LONDON – Home to one-sixth of the world’s people, but contributing only one-fortieth of world GDP, Africa is the most conspicuous victim of the global recession. After a half-decade of 5% growth, the continent’s growth rate is expected to halve in 2009. Some countries, like Angola, are contracting. Elsewhere, the crisis has swept away the benefits of several years of economic reform. Many Africans will fall back into desperate poverty.
Development economists wring their hands in despair: Africa defies their best efforts to create a miracle. On the eve of decolonization in 1960, real GDP per head in Sub-Saharan Africa was almost three times higher than in Southeast Asia, and Africans were expected to live two years longer on average. In the 50 years since, African real GDP per head grew by 38% and people lived nine years longer, while in Southeast Asia GDP per head grew by 1000% and people lived 32 years longer.
At first, the solution for Africa’s under-development seemed obvious. Africa needed capital, but lacked savings. Therefore, money had to be provided from outside – by institutions like the World Bank. Since extracting commercial interest rates from starving people seemed like usury, the loans had to be offered on a concessionary basis – in effect, aid.

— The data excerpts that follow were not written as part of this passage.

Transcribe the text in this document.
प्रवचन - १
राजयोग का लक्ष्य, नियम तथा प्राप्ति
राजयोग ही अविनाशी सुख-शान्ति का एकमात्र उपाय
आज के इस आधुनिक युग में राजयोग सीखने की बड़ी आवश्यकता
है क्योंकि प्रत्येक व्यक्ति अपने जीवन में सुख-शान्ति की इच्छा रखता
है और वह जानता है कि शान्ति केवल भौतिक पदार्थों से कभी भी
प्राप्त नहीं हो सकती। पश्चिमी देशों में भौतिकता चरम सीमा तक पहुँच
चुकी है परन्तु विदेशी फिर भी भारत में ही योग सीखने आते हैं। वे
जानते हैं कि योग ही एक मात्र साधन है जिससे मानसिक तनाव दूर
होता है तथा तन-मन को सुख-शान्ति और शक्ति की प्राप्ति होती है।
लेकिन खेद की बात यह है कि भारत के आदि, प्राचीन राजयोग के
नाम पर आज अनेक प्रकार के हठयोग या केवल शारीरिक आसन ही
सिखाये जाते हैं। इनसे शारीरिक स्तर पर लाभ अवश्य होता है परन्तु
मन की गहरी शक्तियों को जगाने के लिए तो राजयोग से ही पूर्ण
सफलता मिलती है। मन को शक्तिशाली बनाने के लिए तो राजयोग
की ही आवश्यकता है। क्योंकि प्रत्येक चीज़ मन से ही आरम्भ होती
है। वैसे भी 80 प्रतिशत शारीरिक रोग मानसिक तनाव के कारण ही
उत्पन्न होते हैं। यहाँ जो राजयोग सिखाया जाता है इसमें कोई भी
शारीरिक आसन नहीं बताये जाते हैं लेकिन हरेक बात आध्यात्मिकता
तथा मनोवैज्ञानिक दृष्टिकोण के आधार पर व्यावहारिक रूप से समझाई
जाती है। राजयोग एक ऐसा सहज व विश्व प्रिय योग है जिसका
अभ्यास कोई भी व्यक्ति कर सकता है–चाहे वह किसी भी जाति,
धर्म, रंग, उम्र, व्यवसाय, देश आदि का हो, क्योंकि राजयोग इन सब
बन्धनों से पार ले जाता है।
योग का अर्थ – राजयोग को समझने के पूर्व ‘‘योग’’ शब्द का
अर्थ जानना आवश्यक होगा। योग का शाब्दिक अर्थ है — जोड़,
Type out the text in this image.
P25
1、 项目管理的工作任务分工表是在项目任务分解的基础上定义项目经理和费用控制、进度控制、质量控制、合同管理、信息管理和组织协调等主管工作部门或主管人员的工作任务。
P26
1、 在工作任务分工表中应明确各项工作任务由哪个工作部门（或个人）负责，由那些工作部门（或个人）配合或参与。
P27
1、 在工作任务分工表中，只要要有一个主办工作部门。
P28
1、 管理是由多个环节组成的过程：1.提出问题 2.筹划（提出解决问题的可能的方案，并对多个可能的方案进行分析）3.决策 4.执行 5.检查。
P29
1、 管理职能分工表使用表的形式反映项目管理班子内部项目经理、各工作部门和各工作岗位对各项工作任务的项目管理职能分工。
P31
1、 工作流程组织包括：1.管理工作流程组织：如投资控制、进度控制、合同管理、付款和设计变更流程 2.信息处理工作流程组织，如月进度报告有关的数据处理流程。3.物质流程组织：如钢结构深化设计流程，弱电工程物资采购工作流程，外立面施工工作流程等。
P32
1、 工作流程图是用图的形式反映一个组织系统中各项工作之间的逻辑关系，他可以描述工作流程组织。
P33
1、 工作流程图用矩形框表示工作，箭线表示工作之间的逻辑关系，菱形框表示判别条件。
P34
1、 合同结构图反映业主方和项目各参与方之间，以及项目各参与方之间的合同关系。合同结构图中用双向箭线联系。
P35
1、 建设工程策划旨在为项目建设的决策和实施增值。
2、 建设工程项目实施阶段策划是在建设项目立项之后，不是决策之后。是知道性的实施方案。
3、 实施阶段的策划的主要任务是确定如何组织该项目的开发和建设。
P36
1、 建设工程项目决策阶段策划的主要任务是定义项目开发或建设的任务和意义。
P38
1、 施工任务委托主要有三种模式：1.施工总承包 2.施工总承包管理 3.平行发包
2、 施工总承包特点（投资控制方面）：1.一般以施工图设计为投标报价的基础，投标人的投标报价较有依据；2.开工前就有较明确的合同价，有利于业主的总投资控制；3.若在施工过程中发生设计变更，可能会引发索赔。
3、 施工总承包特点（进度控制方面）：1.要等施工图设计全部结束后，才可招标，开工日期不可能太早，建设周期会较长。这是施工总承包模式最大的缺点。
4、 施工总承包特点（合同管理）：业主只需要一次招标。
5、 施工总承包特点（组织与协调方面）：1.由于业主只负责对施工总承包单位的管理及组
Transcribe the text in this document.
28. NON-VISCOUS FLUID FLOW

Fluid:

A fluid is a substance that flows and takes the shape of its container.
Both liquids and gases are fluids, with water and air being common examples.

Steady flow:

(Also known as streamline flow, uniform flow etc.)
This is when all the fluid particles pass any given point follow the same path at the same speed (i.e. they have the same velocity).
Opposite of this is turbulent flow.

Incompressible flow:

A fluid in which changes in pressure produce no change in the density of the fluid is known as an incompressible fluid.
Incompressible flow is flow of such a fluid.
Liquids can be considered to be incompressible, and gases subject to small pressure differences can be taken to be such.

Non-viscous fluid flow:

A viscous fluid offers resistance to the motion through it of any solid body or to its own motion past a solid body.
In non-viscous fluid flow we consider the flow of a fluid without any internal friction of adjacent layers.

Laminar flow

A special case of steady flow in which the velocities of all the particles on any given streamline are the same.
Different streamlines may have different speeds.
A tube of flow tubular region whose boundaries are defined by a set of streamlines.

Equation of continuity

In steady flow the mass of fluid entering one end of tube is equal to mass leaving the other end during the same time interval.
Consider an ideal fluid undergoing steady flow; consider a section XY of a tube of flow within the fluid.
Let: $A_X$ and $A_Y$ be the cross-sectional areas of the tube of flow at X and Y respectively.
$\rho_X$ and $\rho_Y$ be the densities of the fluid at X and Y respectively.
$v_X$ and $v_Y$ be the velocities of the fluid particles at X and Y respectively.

Throwing money at poverty became a panacea. It was easy to sell, and it appealed to people’s humanitarian instincts. It also assuaged the guilt of colonialism, as with parents who give their children expensive gifts to make up for neglecting or mistreating them. But it did no good. Most aid was stolen or wasted. Despite the eight-fold increase in aid per head to the Democratic Republic of the Congo between 1960 and 2007, real GDP per head decreased by two-thirds in the same period.